À 70 ans, l’ancienne gloire de Sclessin coule des jours heureux dans le Limbourg. Toujours avec le ballon rond en toile de fond. S’il va souvent à Genk ("Enfin, pas en playoffs 2, ça ne m’intéresse pas"), son cœur est au Standard, où il va encore de manière plus que régulière. "Je reste supporter. Dans les mauvais moments comme dans les bons."
Pour l’instant, c’est loin d’être bon !
"C’est clair mais je reste derrière l’équipe. Quand je regarde le début des playoffs avec un match de bonne facture contre Bruges et une victoire contre Anderlecht, même si on peut imputer une partie de la faute à Besnik Hasi, je me disais qu’ils pouvaient faire quelque chose et aller chercher la troisième place."
Mais ce n’est pas suffisant pour l’instant…
"J’en attendais plus. Battre Anderlecht ne suffit pas pour réussir sa saison."
Avez-vous une explication ?
"Il n’est pas simple de définir le problème."
Peut-on parler d’une certaine versatilité ?
"Il est clair qu’avoir eu trois entraîneurs en un an ne permet pas une grande stabilité, de créer une base. Il y avait eu un départ positif sous l’ère Riga même si je m’interroge toujours sur la mise de côté d’Ivan Vukomanovic. Il faisait du bon boulot. On lui reprochait son manque d’expérience et peut-être une tendance trop défensive mais on aurait peut-être dû lui laisser sa chance. Avec Imoh Ezekiel en plus, il aurait pu jouer autrement. Il n’avait pas de force offensive."
Quel bilan tirez-vous de la période sous José Riga ?
"Pour le moment, cela n’a pas marché. La saison n’est pas réussie. Ses débuts étaient concluants mais les playoffs ont montré des choses plus négatives."
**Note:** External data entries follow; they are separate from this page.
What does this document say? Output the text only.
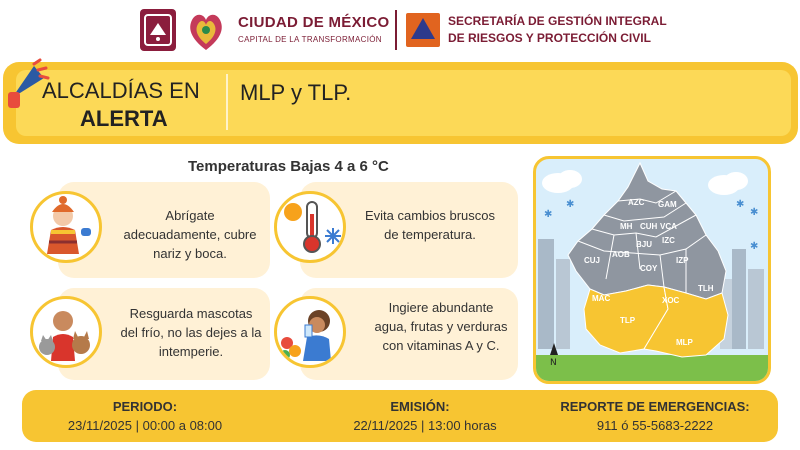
CIUDAD DE MÉXICO
CAPITAL DE LA TRANSFORMACIÓN
SECRETARÍA DE GESTIÓN INTEGRAL
DE RIESGOS Y PROTECCIÓN CIVIL
ALCALDÍAS EN
ALERTA
MLP y TLP.
Temperaturas Bajas 4 a 6 °C
Abrígate adecuadamente, cubre nariz y boca.
Evita cambios bruscos de temperatura.
Resguarda mascotas del frío, no las dejes a la intemperie.
Ingiere abundante agua, frutas y verduras con vitaminas A y C.
✱
✱
✱
✱
✱
N
AZC GAM
MH CUH VCA
BJU IZC
CUJ
AOB
COY
IZP
TLH
MAC	XOC
TLP
MLP
PERIODO:
23/11/2025 | 00:00 a 08:00
EMISIÓN:
22/11/2025 | 13:00 horas
REPORTE DE EMERGENCIAS:
911 ó 55-5683-2222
Pensez-vous qu’il partira en fin de saison ou avant ?
"Mettre un entraîneur dehors à quatre journées de la fin est inutile. Pour ce qui est de la saison prochaine, tout est entre les mains du patron, Roland Duchâtelet. Un coach est jugé sur son travail et ses résultats. Ces derniers ne sont pas bons. Le Standard mérite mieux que sa position actuelle."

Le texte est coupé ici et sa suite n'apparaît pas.